Улыбка исчезает. Ма отворачивается и глядит вдаль, тихонько насвистывая:
– Любому живому существу в этом мире требуется помощь, чтобы выжить, Джекс. Для тех, кто у меня на попечении, я делаю все, что могу, но иногда…
Ма снова переводит тяжелый затуманенный взгляд на меня. Потом прижимает большой палец к одной из моих бровей-гусениц, пытаясь разгладить завивающиеся волоски. Мама тоже так делает, что всегда вызывает у меня улыбку, потому что мы оба знаем: наши брови – неприручаемые.

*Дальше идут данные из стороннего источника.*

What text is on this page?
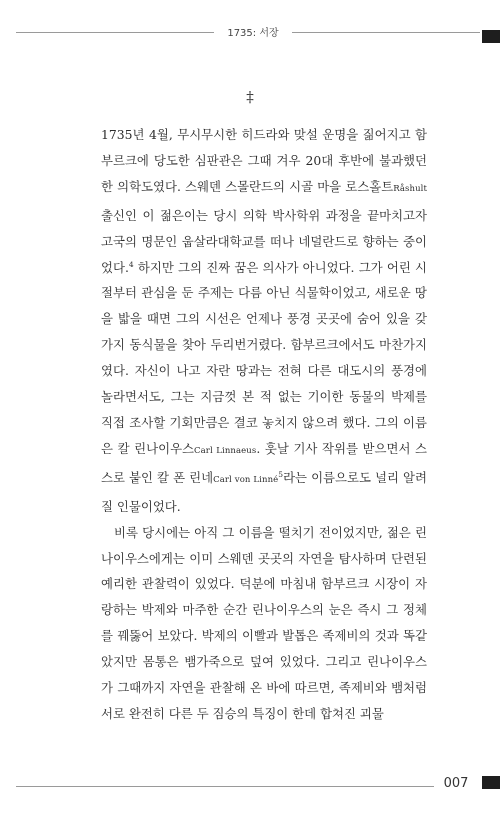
1735: 서장
‡

1735년 4월, 무시무시한 히드라와 맞설 운명을 짊어지고 함부르크에 당도한 심판관은 그때 겨우 20대 후반에 불과했던 한 의학도였다. 스웨덴 스몰란드의 시골 마을 로스홀트Råshult 출신인 이 젊은이는 당시 의학 박사학위 과정을 끝마치고자 고국의 명문인 웁살라대학교를 떠나 네덜란드로 향하는 중이었다.$^4$ 하지만 그의 진짜 꿈은 의사가 아니었다. 그가 어린 시절부터 관심을 둔 주제는 다름 아닌 식물학이었고, 새로운 땅을 밟을 때면 그의 시선은 언제나 풍경 곳곳에 숨어 있을 갖가지 동식물을 찾아 두리번거렸다. 함부르크에서도 마찬가지였다. 자신이 나고 자란 땅과는 전혀 다른 대도시의 풍경에 놀라면서도, 그는 지금껏 본 적 없는 기이한 동물의 박제를 직접 조사할 기회만큼은 결코 놓치지 않으려 했다. 그의 이름은 칼 린나이우스Carl Linnaeus. 훗날 기사 작위를 받으면서 스스로 붙인 칼 폰 린네Carl von Linné$^5$라는 이름으로도 널리 알려질 인물이었다.

비록 당시에는 아직 그 이름을 떨치기 전이었지만, 젊은 린나이우스에게는 이미 스웨덴 곳곳의 자연을 탐사하며 단련된 예리한 관찰력이 있었다. 덕분에 마침내 함부르크 시장이 자랑하는 박제와 마주한 순간 린나이우스의 눈은 즉시 그 정체를 꿰뚫어 보았다. 박제의 이빨과 발톱은 족제비의 것과 똑같았지만 몸통은 뱀가죽으로 덮여 있었다. 그리고 린나이우스가 그때까지 자연을 관찰해 온 바에 따르면, 족제비와 뱀처럼 서로 완전히 다른 두 짐승의 특징이 한데 합쳐진 괴물

007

– Иногда нельзя проявлять свою любовь, – произносит Ма тихо, но твердо. – Иногда ты должен говорить «нет», когда хочешь сказать «да», потому что на тебе лежит ответственность. Те драк… э-э… ящерицы не могут остаться здесь, Джекс. Они прибыли из одного мира и направляются в другой.
– Они голодные?
– Наверное. Такие новорожденные любят все сладкое и липкое, но я не могу дать им желаемого.
– Почему не можешь?
– Если я их накормлю, они решат, что я – их мама. Знаешь, что такое импринтинг?
С минуту я соображаю. Сложные слова – не моя сильная сторона, но я все равно пробую ответить:
– Это когда что-то тяжелое оставляет отпечаток на чем-то мягком… или светлом. Как когда наступаешь в грязь или мокрый цемент, и остается след.
Ма кивает:
– Примерно. В мире животных немного иначе. Некоторые особи не знают, как им быть – кем им быть, – пока не откроют глаза в первый раз. Этих малюток нужно держать в темноте, пока они не окажутся со своими. Я не могу позволить им увидеть меня – или тебя.
– А почему они не могут остаться здесь? Вы бы могли купить террариум в зоомагазине и другую ящерицу, которая показала бы им, как… быть ящерицей. А я бы помог присматривать за ними.
Ма смотрит вправо-влево и печально качает головой:
– Бруклин уже не тот, что раньше. Иногда я оглядываюсь и с трудом узнаю этот район. «Органическое» то, «ручной работы» сё. Раньше я всех в своем доме знала по именам, а они знали меня. А теперь мне и половина жильцов на моем этаже незнакома. Они въезжают и ведут себя как чужаки, а не как соседи.
Ма вздыхает и снова отправляется в путь.
– Видно, так уж устроен наш мир. Старое уступает дорогу новому. И очень жаль, между прочим. Бруклин потерял свою магию. Раньше всевозможные существа называли это место домом. Но не теперь.
Я вспоминаю об уведомлениях, которые квартирный хозяин все пришпиливал на нашу дверь.
– У каждого должен быть дом, – заявляю я, – где он может жить столько, сколько захочет.
– В идеальном мире так оно и было бы, – отзывается Ма. – Но мы не в таком мире живем, Джекс.
Я снова чувствую, как на глаза наворачиваются слезы, так что спешу задать очередной вопрос:
– Куда же вы несете ящериц? В зоопарк Проспект-парка?
Ма качает головой:
– Эти ящерицы, мм, особенные. Им нужно страшно много места, чтобы расправить… В смысле чтобы расти. Эл Рой послал их мне, потому что знает, что я не засажу их в клетку.
– Так вы все-таки дружите.
Ма крякает:
– Эл Рой – шарлатан. Называет себя ученым, но, по большей части, все сочиняет и надеется, что никто не отличит его россказней от правды.
– Но вы отличаете.
Она кивает и с ноткой гордости говорит:
– Это моя работа – разбирать, где факты, а где выдумка. – Затем Ма тычет тростью в сторону парка впереди и сообщает: – Вот куда мы идем. А теперь, Джекс, – ты умеешь хранить тайны? Потому что я не хочу, чтобы твоя мама потом цеплялась ко мне, что я вмешиваю тебя в свои дела. Она из-за этого тогда и ушла из моего дома. Ей не нравился род моей деятельности.
– А что это за род деятельности? – спрашиваю я, чувствуя себя дураком от того, что подозревал Ма в чародействе. – Вы ветеринар?
– Нет, Джекс. Не ветеринар.
– Кто тогда?
Ма смотрит налево, потом направо, прежде чем вытолкнуть меня тростью на пустую проезжую часть. Я жду ответа на свой вопрос, но она молчит до тех пор, пока мы не переходим улицу. Тогда Ма поворачивается и таращится на меня – кажется, очень долго.
– Твоя мама, что, правда ничего обо мне не рассказывала? – наконец спрашивает она.
– Нет, мэм, – честно отвечаю я.
Ма хмыкает.
– Манеры у тебя приятные, этого не отнимешь, – замечает она.